The UW-Platteville cohort was led by Dr. Gene Tesdahl, assistant professor of history at UW-Platteville, and community partner Dr. Rachel Lewis, director of the Grant County Historical Society in Lancaster, Wisconsin. UW-Platteville student presenters included Kaitlynn Niehaus, a senior English education major from Platteville, and Brandon Snyder, a sophomore history major with an emphasis in secondary education and a minor in social science comprehensive from Hazel Green, Wisconsin.
The group presented “Community Partnerships to Interpret Difficult Subjects," which drew from the students’ work in Tesdahl’s Wisconsin History course this past summer, explaining the painful stories of chattel slavery in Wisconsin and how communities can move forward together.
Along with celebrating the lives of Rachel, Maria and Felix, three African Americans whom John Rountree, founder of Platteville, illegally enslaved in Platteville in the 1830s, the group also explained how other museum professionals across Wisconsin can build partnerships to face difficult topics honestly in their own communities.
In addition, Niehaus and Snyder explained how they recently helped repair and restore Rachel’s 1854 headstone at Hillside Cemetery in Platteville. They also discussed how they are nearing completion on a window exhibit about early African American history in Grant County that will open at the Grant County History Museum in Lancaster in November.
“Learning about Rachel, Maria and Felix has changed me in ways I never thought I would change,” said Niehaus. “Dr. Tesdahl and our research have opened my eyes to the injustices that were happening in my hometown. Working on this project and presenting at the conference are going to be some of my most important academic memories. I hope others can gain something from our research.”
“Presenting at a history conference was exciting and breathtaking,” said Snyder. “Learning about all different areas of history, such as registering national places for underrepresented communities, collaborations between First Nations of Wisconsin, even learning about maritime archaeology, brought even more interest to my future career.”
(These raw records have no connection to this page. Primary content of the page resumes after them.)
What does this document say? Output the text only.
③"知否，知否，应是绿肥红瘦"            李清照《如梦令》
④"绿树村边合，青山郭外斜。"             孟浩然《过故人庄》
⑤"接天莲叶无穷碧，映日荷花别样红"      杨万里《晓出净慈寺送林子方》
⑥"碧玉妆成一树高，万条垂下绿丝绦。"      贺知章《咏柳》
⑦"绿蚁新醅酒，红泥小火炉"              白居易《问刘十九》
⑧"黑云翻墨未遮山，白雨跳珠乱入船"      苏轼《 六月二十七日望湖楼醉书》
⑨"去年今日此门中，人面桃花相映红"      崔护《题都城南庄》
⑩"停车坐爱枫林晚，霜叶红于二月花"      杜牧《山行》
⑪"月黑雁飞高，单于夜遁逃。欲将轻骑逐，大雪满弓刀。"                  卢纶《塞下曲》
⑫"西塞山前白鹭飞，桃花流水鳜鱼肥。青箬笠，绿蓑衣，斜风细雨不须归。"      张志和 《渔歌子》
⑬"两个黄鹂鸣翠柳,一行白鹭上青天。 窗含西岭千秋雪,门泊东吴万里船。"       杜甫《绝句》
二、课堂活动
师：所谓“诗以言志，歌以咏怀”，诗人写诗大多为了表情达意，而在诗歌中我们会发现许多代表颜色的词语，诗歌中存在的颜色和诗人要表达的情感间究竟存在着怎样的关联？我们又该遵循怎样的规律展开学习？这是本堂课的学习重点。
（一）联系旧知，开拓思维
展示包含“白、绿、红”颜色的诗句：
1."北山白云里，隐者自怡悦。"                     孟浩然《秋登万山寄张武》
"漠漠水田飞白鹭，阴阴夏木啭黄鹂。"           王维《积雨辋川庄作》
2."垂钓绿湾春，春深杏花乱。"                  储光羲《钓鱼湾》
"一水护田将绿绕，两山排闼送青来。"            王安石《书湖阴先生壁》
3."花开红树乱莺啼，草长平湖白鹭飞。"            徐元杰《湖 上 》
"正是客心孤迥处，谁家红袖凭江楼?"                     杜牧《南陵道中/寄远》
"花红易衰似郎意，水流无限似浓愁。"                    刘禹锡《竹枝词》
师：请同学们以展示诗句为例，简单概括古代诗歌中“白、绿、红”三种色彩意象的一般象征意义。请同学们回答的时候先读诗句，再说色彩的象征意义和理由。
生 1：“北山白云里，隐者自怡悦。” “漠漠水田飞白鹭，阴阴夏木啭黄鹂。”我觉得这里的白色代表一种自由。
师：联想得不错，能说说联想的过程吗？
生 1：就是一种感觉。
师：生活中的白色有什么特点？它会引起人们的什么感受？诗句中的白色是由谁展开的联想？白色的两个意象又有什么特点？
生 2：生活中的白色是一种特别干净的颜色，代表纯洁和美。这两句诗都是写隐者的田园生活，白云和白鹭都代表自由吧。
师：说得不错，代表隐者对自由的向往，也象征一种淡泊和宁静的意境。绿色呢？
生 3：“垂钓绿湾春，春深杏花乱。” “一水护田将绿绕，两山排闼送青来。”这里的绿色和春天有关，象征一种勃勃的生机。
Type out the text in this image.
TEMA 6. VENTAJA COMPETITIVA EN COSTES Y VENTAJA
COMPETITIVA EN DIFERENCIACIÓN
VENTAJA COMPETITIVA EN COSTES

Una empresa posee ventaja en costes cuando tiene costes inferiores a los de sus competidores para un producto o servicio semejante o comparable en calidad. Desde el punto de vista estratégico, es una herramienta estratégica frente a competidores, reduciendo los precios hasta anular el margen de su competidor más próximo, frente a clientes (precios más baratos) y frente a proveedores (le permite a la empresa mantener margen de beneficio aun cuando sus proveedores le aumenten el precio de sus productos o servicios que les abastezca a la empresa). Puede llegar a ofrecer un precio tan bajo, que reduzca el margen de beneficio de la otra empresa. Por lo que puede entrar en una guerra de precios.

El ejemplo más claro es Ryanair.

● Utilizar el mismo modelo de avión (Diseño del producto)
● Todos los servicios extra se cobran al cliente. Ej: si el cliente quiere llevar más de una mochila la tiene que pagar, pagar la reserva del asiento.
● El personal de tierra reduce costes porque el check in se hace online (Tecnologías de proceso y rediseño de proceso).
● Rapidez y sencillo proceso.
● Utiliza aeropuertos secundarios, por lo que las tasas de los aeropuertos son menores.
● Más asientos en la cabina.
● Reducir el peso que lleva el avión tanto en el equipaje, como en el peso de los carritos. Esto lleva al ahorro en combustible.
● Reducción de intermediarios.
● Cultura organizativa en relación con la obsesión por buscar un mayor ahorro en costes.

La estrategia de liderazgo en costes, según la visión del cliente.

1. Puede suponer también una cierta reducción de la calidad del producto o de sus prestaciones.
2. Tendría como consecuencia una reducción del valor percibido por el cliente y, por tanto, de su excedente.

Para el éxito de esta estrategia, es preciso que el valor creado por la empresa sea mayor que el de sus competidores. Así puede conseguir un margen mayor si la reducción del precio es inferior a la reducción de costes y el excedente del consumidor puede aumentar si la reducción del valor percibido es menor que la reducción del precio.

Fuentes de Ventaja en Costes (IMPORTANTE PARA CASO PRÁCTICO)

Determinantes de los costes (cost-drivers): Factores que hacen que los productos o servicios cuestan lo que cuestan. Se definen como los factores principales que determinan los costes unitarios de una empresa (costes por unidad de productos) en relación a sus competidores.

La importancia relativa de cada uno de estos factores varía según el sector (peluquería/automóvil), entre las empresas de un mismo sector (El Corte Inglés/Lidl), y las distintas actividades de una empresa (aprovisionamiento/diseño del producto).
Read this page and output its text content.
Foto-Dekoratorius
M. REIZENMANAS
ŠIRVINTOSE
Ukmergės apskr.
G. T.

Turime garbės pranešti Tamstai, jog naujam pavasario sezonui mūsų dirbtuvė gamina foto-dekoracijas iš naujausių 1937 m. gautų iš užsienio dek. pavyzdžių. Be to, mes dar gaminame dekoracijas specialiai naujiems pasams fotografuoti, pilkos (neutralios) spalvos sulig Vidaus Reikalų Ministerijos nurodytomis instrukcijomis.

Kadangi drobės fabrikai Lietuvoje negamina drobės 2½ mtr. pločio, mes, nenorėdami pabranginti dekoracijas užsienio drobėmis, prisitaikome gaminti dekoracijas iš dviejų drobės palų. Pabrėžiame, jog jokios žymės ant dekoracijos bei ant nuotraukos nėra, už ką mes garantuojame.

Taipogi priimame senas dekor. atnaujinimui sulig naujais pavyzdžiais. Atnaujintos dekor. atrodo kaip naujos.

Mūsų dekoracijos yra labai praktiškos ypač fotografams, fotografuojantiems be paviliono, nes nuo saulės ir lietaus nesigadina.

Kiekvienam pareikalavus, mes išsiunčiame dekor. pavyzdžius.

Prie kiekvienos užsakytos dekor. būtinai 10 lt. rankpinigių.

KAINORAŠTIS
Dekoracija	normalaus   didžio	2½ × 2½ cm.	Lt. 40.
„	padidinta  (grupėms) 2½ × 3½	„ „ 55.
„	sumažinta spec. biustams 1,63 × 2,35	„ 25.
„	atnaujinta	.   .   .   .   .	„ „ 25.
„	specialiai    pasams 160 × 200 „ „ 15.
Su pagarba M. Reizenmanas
Snyder said he believes the research team has solidified the foundation of getting Rachel’s voice heard. “I am hoping to learn from this experience to further research Rachel, Maria and Felix, or even find some other related topics to uncover,” he said. “From the beginning of scholarly research to the museum exhibit our independent study group created and is in the process of displaying, I think all of the work students put into any type of academic research does truly pay off.”
“It is always an honor to present with undergraduate students and community partners at the Wisconsin Local History and Historic Preservation Conference,” said Tesdahl. “We are able to share historical research with a larger audience and to offer approaches to doing history that museum professionals, docents and community members can use all over Wisconsin. It is humbling to share Rachel’s story and to urge others to restore justice to unjust chapters in their own history.”
“These collaborations are essential and mutually beneficial,” said Lewis. “Students get real world experience and an opportunity to really engage with the history of the place they call ‘home.’ The history the UW-Platteville students have researched is one that is not part of our collection. We don’t have the documents or material culture to tell this story. This means that without the students’ work, the Grant County Historical Society would have a very hard time telling this part of Grant County's history.”
The group also had an opportunity to visit with Winnie Redfearn, a 2019 UW-Platteville history and political science alumna from Hazel Green, Wisconsin, who is currently pursuing a Ph.D. in U.S. history with a focus on African American and Native American histories at UW-Madison. The research Redfearn and four classmates conducted in 2017 about African American lead miners in Wisconsin made the current research possible.